IGS / gEAR

The gEAR Portal was created as a data archive and viewer for gene expression data including microarrays, bulk RNA-Seq, single-cell RNA-Seq and more.
https://umgear.org
GNU Affero General Public License v3.0
13 stars 4 forks source link

Private datasets accessible in public profiles #259

Closed adkinsrs closed 2 years ago

adkinsrs commented 2 years ago

I was attempting to work on an issue by @beamilon and came across a private dataset in a public profile

Profile - scRNA-seq - Chicken basilar papilla (Heller 2021) Dataset - Chicken Basilar Papilla Baseline, P7, svg,scRNA-seq (Janesick), geneID (others in the profile are the same)

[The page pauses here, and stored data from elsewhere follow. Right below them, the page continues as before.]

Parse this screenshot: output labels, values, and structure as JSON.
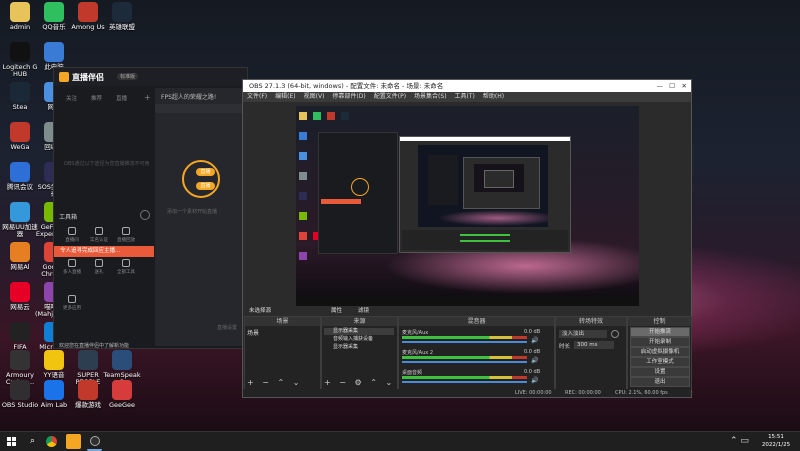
{
  "desktop": {
    "icons": [
      {
        "label": "admin",
        "color": "#e8c35a"
      },
      {
        "label": "QQ音乐",
        "color": "#2fbf5f"
      },
      {
        "label": "Among Us",
        "color": "#c0392b"
      },
      {
        "label": "英雄联盟",
        "color": "#1c2a3a"
      },
      {
        "label": "Logitech G HUB",
        "color": "#111111"
      },
      {
        "label": "此电脑",
        "color": "#3a7bd5"
      },
      {
        "label": "Stea",
        "color": "#1b2838"
      },
      {
        "label": "网络",
        "color": "#4a90e2"
      },
      {
        "label": "WeGa",
        "color": "#c0392b"
      },
      {
        "label": "回收站",
        "color": "#7f8c8d"
      },
      {
        "label": "腾讯会议",
        "color": "#2d6fd6"
      },
      {
        "label": "SOS剑侠传奇",
        "color": "#2c2c54"
      },
      {
        "label": "网易UU加速器",
        "color": "#3498db"
      },
      {
        "label": "GeForce Experience",
        "color": "#76b900"
      },
      {
        "label": "网易Al",
        "color": "#e67e22"
      },
      {
        "label": "Google Chrome",
        "color": "#db4437"
      },
      {
        "label": "网易云",
        "color": "#e60026"
      },
      {
        "label": "喵喵机 (Mahjong-...",
        "color": "#8e44ad"
      },
      {
        "label": "FIFA",
        "color": "#222222"
      },
      {
        "label": "Microsoft Edge",
        "color": "#0f7fd6"
      },
      {
        "label": "Armoury Crate -...",
        "color": "#333333"
      },
      {
        "label": "YY语音",
        "color": "#f1c40f"
      },
      {
        "label": "SUPER PEOPLE CBT",
        "color": "#2c3e50"
      },
      {
        "label": "TeamSpeak 3",
        "color": "#2a4d7a"
      },
      {
        "label": "OBS Studio",
        "color": "#302e31"
      },
      {
        "label": "Aim Lab",
        "color": "#1a73e8"
      },
      {
        "label": "爆款游戏",
        "color": "#c0392b"
      },
      {
        "label": "GeeGee",
        "color": "#d63c3c"
      }
    ]
  },
  "assistant": {
    "title": "直播伴侣",
    "version_badge": "标准版",
    "tabs": [
      "关注",
      "推荐",
      "直播"
    ],
    "tip": "FPS超人的荣耀之路!",
    "placeholder_text": "OBS通过以下途径为您直播推流不可用",
    "tools_title": "工具箱",
    "tool_labels": [
      "直播间",
      "实名认证",
      "直播回放",
      "多人直播",
      "送礼",
      "全部工具",
      "更多应用"
    ],
    "toast": "令人追寻完成回应主播...",
    "bottom_banner": "欢迎您在直播伴侣中了解新功能",
    "center_pill_1": "直播",
    "center_pill_2": "直播",
    "center_caption": "添加一个素材开始直播",
    "right_label": "直播设置"
  },
  "obs": {
    "title": "OBS 27.1.3 (64-bit, windows) - 配置文件: 未命名 - 场景: 未命名",
    "menu": [
      "文件(F)",
      "编辑(E)",
      "视图(V)",
      "停靠部件(D)",
      "配置文件(P)",
      "场景集合(S)",
      "工具(T)",
      "帮助(H)"
    ],
    "panel_bar": [
      "未选择源",
      "属性",
      "滤镜"
    ],
    "docks": {
      "scenes": {
        "title": "场景",
        "items": [
          "场景"
        ]
      },
      "sources": {
        "title": "来源",
        "items": [
          "显示器采集",
          "音频输入捕获设备",
          "显示器采集"
        ]
      },
      "mixer": {
        "title": "混音器",
        "channels": [
          {
            "name": "麦克风/Aux",
            "db": "0.0 dB"
          },
          {
            "name": "麦克风/Aux 2",
            "db": "0.0 dB"
          },
          {
            "name": "桌面音频",
            "db": "0.0 dB"
          }
        ]
      },
      "transitions": {
        "title": "转场特效",
        "type": "淡入淡出",
        "duration_label": "时长",
        "duration": "300 ms"
      },
      "controls": {
        "title": "控制",
        "buttons": [
          "开始推流",
          "开始录制",
          "启动虚拟摄像机",
          "工作室模式",
          "设置",
          "退出"
        ]
      }
    },
    "status": {
      "live": "LIVE: 00:00:00",
      "rec": "REC: 00:00:00",
      "cpu": "CPU: 2.1%, 60.00 fps"
    }
  },
  "taskbar": {
    "time": "15:51",
    "date": "2022/1/25",
    "apps": [
      "start-icon",
      "search-icon",
      "taskview-icon",
      "chrome-icon",
      "assistant-icon",
      "obs-icon"
    ]
  },
  "colors": {
    "accent_orange": "#f5a623",
    "obs_green": "#3ec13e",
    "obs_yellow": "#d6c23a",
    "toast_red": "#e85a3a"
  }
}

In this case, the datasets in this profile are owned by "curator" and when I am logged in as "Shaun Adkins", I can view single and multigene displays. But when I click on the "multigene viewer" button to go to the curator, the page will not load the dataset (nor is it searchable) because the dataset is not public, nor shared with my user.

So the first question is if this is intended behavior? If not, there is the potential worry that this is a backdoor way of exposing private datasets to a public environment. @beamilon has told me she will look to see if there are other private dataset/public profile situations too.

beamilon commented 2 years ago

Here is the list of private datasets found in public profiles:

Central auditory system

Hair cell and supporting cell transcriptomics and epigenomics, Mouse (Segil 2021)

Lateral wall

NIHL, cell type-specific transcriptomics, mouse cochlea (Hertzano 2021)

Noise/Damage/Protection

Regenerating Neuromast (Piotrowski)

scRNA-seq - Chicken dying hair cells

scRNA-seq - P2 cochlea (Heller 2021)

jorvis commented 2 years ago

The behavior of showing all datasets in public profiles is as intended. I believe what has happened here is that datasets which were initially private were released simply by putting them in a public profile rather than also taking the step of making the individual dataset public too.

I'll get Ronna to verify that these are all meant to be open, and also add a warning to the dataset manager on any attempts to add a private dataset to a public profile.

jorvis commented 2 years ago

I have changed all of these with the following queries:

UPDATE dataset SET is_public = 0 WHERE is_public IS NULL;
UPDATE dataset SET is_public = 1 WHERE id IN (
  SELECT did FROM (
       SELECT d.id AS did
         FROM dataset d
              JOIN layout_members lm ON lm.dataset_id=d.id
              JOIN layout l ON lm.layout_id=l.id
        WHERE l.is_domain = 1
          AND d.is_public = 0
  ) as dats
);

Why the silly nested SELECTs? For reasons.